Source code for tral.repeat.repeat_pvalue

# (C) 2015 Elke Schaper

"""
    :synopsis: The repeat pvalue module.

    .. moduleauthor:: Elke Schaper <elke.schaper@isb-sib.ch>
"""


import os
import bisect
import csv
import logging
import numpy as np
import scipy as sp

from tral.paths import config_file, CONFIG_DIR

LOG = logging.getLogger(__name__)

# ######################### REPEAT SCORE P-VALUE CALCULATION FUNCTIONS ########
# #################### phylo & entropy ########################################


[docs]def empirical_list(l, n, sequence_type='AA', score_type='phylo'):
    """Load and return a numpy list with 10,000 empirical values of the user defined
        distribution from an external file.

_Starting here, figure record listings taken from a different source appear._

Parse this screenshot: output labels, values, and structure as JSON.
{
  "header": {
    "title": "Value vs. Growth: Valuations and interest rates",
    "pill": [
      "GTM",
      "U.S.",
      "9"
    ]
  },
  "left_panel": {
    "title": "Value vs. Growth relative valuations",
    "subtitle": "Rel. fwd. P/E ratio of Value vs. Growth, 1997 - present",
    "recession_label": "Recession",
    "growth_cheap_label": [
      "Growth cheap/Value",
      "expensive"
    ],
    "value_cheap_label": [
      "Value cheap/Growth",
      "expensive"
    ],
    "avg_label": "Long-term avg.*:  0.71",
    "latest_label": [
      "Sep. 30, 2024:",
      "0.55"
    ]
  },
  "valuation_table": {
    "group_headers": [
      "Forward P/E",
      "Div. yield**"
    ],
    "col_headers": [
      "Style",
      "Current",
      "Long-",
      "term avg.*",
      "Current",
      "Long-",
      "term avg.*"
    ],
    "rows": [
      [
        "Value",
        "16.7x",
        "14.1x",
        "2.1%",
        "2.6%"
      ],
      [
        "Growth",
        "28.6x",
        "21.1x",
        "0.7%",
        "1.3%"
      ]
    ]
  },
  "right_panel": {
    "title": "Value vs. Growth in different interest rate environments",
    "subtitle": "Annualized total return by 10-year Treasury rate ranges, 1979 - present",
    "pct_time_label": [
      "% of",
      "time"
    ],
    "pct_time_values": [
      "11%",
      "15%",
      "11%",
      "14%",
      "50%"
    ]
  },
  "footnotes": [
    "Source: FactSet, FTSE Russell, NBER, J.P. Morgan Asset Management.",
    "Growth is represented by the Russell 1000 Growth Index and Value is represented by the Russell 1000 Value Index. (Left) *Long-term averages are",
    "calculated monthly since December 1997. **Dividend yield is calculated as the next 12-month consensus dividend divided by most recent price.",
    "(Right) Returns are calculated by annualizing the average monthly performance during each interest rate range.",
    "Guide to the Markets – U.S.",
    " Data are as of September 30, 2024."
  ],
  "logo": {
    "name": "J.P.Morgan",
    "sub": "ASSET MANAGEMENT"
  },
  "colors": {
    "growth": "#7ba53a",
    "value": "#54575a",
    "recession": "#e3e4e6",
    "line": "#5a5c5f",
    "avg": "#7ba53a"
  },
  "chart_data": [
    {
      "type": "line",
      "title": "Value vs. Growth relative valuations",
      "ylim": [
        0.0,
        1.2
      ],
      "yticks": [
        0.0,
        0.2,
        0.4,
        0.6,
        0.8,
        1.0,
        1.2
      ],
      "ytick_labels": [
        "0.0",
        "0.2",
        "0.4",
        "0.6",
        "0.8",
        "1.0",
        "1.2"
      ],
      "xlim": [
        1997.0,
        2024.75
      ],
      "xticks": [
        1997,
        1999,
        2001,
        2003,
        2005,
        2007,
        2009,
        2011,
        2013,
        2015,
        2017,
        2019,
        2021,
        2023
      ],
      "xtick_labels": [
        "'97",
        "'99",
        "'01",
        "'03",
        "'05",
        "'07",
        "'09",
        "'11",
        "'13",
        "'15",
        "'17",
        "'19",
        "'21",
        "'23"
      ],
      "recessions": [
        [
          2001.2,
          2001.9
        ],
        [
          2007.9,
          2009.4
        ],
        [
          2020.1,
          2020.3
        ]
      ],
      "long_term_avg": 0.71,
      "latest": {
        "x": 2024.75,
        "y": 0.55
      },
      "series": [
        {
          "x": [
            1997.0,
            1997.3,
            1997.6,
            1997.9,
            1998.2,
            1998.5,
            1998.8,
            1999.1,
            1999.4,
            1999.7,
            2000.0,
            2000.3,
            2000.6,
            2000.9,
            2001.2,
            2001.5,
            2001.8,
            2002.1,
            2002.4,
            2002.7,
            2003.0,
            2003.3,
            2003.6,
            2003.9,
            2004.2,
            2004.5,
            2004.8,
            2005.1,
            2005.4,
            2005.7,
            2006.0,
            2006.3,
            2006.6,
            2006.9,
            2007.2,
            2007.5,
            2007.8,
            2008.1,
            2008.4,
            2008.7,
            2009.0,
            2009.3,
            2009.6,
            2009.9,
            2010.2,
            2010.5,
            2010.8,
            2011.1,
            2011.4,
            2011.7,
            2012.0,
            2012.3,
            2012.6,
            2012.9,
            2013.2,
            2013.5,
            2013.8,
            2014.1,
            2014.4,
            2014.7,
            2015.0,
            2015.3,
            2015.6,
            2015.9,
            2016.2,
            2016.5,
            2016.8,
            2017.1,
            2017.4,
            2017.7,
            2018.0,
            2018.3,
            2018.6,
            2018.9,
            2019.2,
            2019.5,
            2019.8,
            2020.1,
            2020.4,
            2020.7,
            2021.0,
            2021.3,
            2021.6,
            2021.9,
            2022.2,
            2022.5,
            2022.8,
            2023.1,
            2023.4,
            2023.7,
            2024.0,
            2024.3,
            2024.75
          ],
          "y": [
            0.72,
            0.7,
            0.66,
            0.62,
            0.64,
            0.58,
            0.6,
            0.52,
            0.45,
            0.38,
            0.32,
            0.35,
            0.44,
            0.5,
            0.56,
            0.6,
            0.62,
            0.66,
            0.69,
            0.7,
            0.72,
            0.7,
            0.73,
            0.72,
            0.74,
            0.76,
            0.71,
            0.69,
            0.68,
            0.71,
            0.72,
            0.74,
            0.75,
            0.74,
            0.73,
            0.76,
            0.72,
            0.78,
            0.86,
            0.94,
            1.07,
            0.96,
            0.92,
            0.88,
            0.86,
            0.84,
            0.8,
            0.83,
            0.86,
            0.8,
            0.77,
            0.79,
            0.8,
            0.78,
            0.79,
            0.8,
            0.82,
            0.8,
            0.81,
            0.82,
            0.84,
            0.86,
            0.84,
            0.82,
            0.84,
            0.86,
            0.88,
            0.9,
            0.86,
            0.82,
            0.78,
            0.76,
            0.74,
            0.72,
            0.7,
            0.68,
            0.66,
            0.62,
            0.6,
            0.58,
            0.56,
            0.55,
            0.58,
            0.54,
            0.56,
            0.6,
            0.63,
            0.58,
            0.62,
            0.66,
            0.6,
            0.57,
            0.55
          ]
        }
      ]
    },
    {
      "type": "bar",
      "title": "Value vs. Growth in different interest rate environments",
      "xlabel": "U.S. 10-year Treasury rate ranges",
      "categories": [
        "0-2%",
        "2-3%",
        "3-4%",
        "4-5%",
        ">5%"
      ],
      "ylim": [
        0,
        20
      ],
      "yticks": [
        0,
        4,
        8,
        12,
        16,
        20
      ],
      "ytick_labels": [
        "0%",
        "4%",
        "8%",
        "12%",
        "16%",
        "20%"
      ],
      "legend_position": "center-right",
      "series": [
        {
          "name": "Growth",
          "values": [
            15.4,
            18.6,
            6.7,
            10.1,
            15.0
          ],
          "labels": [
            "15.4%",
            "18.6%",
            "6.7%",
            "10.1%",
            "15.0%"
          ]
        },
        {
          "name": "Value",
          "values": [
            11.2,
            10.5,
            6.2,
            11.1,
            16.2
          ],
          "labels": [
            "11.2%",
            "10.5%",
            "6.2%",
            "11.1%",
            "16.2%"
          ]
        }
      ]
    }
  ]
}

    If no distribution is available for a given ``l`` and ``n``, the closest values for
    ``l`` and ``n`` are chosen instead.

    For the standard model score "phylo", currently values are available until

        * ``l_max`` = 99
        * ``n_max`` = 49
        * ``total_repeat_length_max`` = 1000

    For ``l`` <=  ``l_max`` and ``n`` <=  ``n_max`` and ``n*l`` <=  ``total_repeat_length_max``
    all values are available.

    For other values, we use the closest distribution, assuming that values change little
    (heuristic assumption!).

    Args:
        l (int): The length of the repeat unit.
        n (int): The number of repeat units.
        sequence_type (str): The type of the sequence: either "AA" or "DNA".
        score_type: The model of repeat evolution used. E.g. "phylo".

    Returns:
        A numpy list of length 10.000


    .. todo:: Define "phylo" model.
    .. todo:: Perhaps add distributions beyond l_max, n_max.
    """

    l_max = 99
    n_max = 49
    if score_type == 'entropy':
        l_max = 20
        n_max = 5

    total_repeat_length_max = 1000
    l = min(l, l_max)
    n = min(n, n_max)
    if l * n > total_repeat_length_max:
        LOG.debug(
            "l: %d and n: %d are bigger than the total_repeat_length_max: %d" %
            (l, n, total_repeat_length_max))
        # Dirty little hack: as we do not have data for this pair of l and n,
        # apply nearest data file.
        while l * n > total_repeat_length_max:
            if l > n:
                l -= 1
            else:
                n -= 1

    try:
        file = config_file("data",
                           "pvalue",
                           sequence_type,
                           score_type,
                           str(l) + '_' + str(n) + '.npz')
    except ValueError:
        filename = os.path.join(CONFIG_DIR,
                                "data",
                                "pvalue",
                                sequence_type,
                                score_type,
                                str(l) + '_' + str(n) + '.npz')
        raise ValueError("Complete pdf file %s to calculate the pvalue does not exist!" % filename)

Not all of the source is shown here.